What were the parochial clergy of those days ? The vast majority of them were sunk in worldliness, and neither knew nor cared anything about their profession. They neither did good themselves, nor liked any one else to do it for them. They hunted, they shot, they farmed, they swore, they drank, they gambled. They seemed determined to know everything except Jesus Christ and him crucified. When they assembled it was generally to toast "Church and King," and to build one another up in earthly-mindedness, prejudice, ignorance, and formality.
This description of the 18th century Church of England could have come from a Tractarian. Indeed, they would not have been at all out of place in Tract No. 1. But, no, this was J.C. Ryle's description of the 18th century Church of England. The unholy alliance of Victorian Evangelicals and Tractarians were united in their contempt for 18th century Anglicanism. That contempt has, unfortunately, continued to shape Anglican attitudes into the 21st century - and this despite a host historical studies in recent decades demonstrating that the 18th century Church of England was a spiritually serious, effective, and popular national Church.
As 'the long 18th century' drew to a close, the primary visitation charge of Thomas Burgess, Bishop of Salisbury (received holy orders in 1784, consecrated to the episcopate 1803), delivered to his clergy in August 1826, stands as an example of how Ryle's contemptuous portrayal of the 18th century clergy was little less than an exercise in bearing false witness against his spiritual forebears. (Yes, a good case could be made that Ryle was breaching the 5th and 9th Commandments.)

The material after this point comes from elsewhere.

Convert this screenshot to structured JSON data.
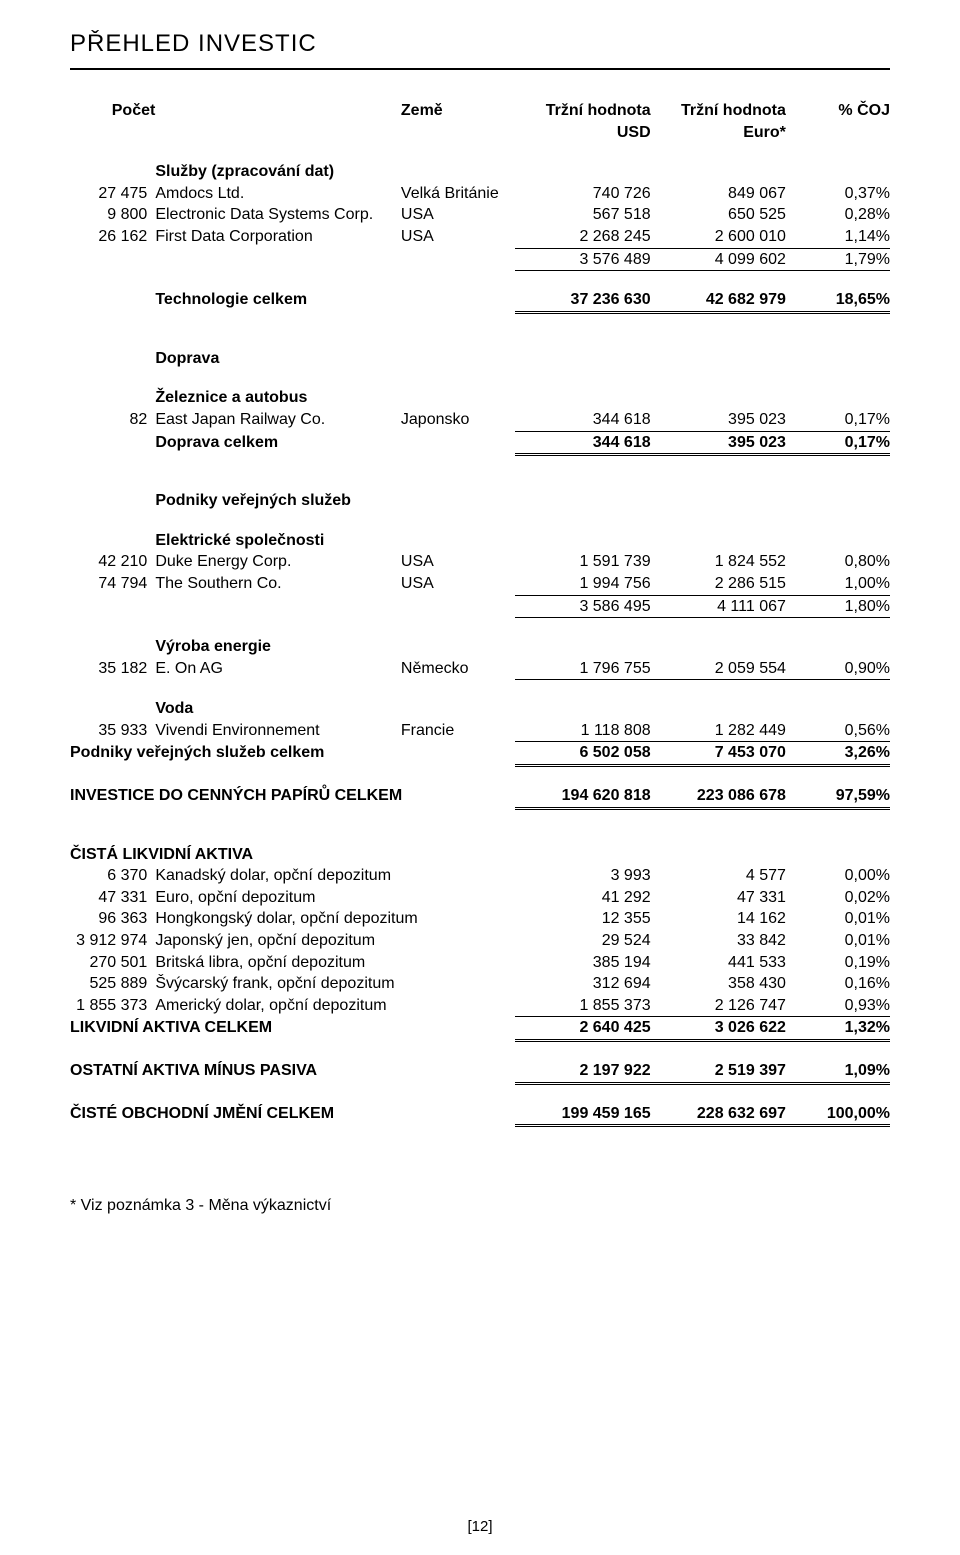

Burgess set before his clergy the weighty duties of their ministry:
Days of serious recollection, like the present, are calculated to remind us of our Ordination vows and engagements, in which we expressed our conviction, that we were truly called to the ministry of the Church; our belief in the sufficiency of the Scriptures for salvation; our determination faithfully to administer the doctrine, sacraments, and discipline of Christ, according to his will, and the usages of the Established Church; in which we promised to be ready with all faithful diligence to banish and drive away all erroneous and strange doctrines contrary to God's word; to be diligent in prayers (the prayers of domestic and personal religion,) and in the study of the Scriptures; to be exemplary, peaceable, and charitable among all Christians, and especially among them that are or shall be committed to our care.
"The vast majority of them were sunk in worldliness, and neither knew nor cared anything about their profession", declared Ryle's slander. Burgess, by contrast, points us to a faithful, spiritually serious clergy, fulfilling the vows of ordination.
As Bishop Burgess continues, he tells his clergy that such weighty duties call for a reliance on divine grace:
A Candidate for the Ministry, on a view of these solemn obligations, and of the sanctity, the abstraction from worldly cares and habits, the unwearied diligence in duties, and the learning implied in those obligations and promises, and in the incomparable Exhortation, which precedes them in the Ordination Service, might well say, "who is sufficient for these things," if the Scripture did not supply the answer, in the words of our Lord: "My grace is sufficient for thee;" and it will be happy for him, and for the Church, if the deep sense of duty, excited by the thought of these obligations, be not an evanescent impression.
Our understanding of the clergy of the Church of England during 'the long 18th century' should be taken neither from Ryle nor the Tractarians. We should, rather, listen to Burgess and recognise in his words the quiet faithfulness - shaped by the Prayer Book ordinal - of Georgian clergy, a quiet faithfulness that is considerably more attractive than smug, prim Victorian Enthusiasm, whether Tractarian or Evangelical.